Deputy City Manager Teresa Chandler told the council Tuesday night that the city is creating a new structure to coordinate the homelessness response. It would be headed by the city manager’s office and include the health department, office of equity and a new “Everyone Home” office that could include three or four new positions.

Chandler said they hope the new office will be established by spring of 2024.

Long Beach has been under a homelessness emergency for nearly a year. The city declared the state of emergency in January 2022, a move that was intended to allow city contracts and construction projects to move more rapidly as “red tape” was reduced by granting the city manager more power.

During the emergency, Long Beach has increased its year-round shelter by acquiring a former thrift store on Anaheim Street — which is now serving as the city’s winter shelter — and made more homeless services accessible through mobile units. It’s also increased the amount of outreach work staff performs. However, some of the city’s largest projects are behind schedule.

Paul Duncan, the city’s Homeless Services Bureau manager, said Tuesday that a 78-room homeless housing project in North Long Beach that was originally supposed to open in October is now slated to break ground in February. The project involves converting the Luxury Inn on Long Beach Boulevard into temporary housing, but it’s been delayed because of problems securing a contractor.

A planned youth navigation center that will provide 12 beds and storage for youth who are living on the streets was also delayed by issues with a contractor and is set to break ground in mid-January, according to Duncan. Both projects could be further delayed if the El Nino season’s rain forces work postponements, Duncan previously said.

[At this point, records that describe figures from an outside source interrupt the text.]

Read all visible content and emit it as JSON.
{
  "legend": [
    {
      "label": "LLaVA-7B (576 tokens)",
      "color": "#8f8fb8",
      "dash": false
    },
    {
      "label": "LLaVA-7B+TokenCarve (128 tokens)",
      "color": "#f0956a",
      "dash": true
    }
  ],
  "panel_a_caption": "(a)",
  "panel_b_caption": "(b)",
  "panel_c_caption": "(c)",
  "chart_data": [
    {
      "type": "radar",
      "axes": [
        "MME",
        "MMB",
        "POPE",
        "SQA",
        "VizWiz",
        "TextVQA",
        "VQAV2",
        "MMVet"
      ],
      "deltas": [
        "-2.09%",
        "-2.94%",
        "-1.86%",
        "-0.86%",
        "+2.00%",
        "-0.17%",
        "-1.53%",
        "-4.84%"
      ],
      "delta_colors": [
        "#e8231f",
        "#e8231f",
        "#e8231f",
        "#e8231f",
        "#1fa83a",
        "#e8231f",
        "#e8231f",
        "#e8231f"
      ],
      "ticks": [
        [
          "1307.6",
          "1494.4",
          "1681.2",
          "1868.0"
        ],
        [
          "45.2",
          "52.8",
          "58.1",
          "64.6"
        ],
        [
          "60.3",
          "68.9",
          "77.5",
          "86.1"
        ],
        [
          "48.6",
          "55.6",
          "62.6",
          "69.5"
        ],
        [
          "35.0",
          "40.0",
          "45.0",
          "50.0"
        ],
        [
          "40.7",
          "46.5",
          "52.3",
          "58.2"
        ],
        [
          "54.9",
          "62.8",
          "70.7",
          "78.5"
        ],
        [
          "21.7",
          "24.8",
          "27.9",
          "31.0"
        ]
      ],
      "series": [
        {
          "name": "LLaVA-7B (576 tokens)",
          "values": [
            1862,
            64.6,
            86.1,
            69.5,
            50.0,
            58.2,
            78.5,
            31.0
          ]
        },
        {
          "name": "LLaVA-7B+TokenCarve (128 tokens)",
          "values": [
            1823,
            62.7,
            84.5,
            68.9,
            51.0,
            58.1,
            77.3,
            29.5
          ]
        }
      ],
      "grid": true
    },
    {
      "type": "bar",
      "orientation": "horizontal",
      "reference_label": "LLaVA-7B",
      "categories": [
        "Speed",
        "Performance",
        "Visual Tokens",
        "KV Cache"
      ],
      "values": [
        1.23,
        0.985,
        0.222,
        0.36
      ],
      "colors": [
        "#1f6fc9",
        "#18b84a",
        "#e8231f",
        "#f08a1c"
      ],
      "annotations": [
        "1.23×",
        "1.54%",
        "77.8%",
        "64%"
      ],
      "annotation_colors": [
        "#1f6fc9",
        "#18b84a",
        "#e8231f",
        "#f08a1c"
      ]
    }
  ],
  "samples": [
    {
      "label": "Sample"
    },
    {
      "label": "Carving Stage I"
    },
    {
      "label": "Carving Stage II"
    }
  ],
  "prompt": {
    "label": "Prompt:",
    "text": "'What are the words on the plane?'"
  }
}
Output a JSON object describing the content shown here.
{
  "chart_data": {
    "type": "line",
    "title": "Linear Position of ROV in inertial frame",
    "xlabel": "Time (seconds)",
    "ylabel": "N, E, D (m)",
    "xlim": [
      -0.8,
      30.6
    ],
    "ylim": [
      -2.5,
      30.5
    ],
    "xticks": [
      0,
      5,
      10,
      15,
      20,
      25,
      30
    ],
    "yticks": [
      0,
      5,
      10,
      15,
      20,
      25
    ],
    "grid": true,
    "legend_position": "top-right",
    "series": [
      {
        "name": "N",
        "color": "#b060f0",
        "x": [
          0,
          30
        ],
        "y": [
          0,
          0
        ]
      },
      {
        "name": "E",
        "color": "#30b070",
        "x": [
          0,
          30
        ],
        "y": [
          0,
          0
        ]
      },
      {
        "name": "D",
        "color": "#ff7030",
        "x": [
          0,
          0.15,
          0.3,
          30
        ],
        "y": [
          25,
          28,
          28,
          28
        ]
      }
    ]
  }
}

A third project, a 33-unit tiny home village was originally supposed to open in October as well, but the city had to move the project from next to its homeless services hub called the Multi-Service Center to a parcel next to Willow Springs Park because of concerns that a rail project near the Multi-Service Center would subject residents to untenable levels of noise and pollution. The new anticipated opening date of that project is early 2025, according to the city.

It’s not clear yet what effect the state of emergency has had on homelessness. Long Beach is preparing to perform its annual homeless count in January. Last year’s count found 3,447 people living in some state of homelessness, up from the 3,296 people the city counted in 2022.

The council is expected to get an update about the emergency at least one more time in early February before the members could vote to end the proclamation at the end of that month.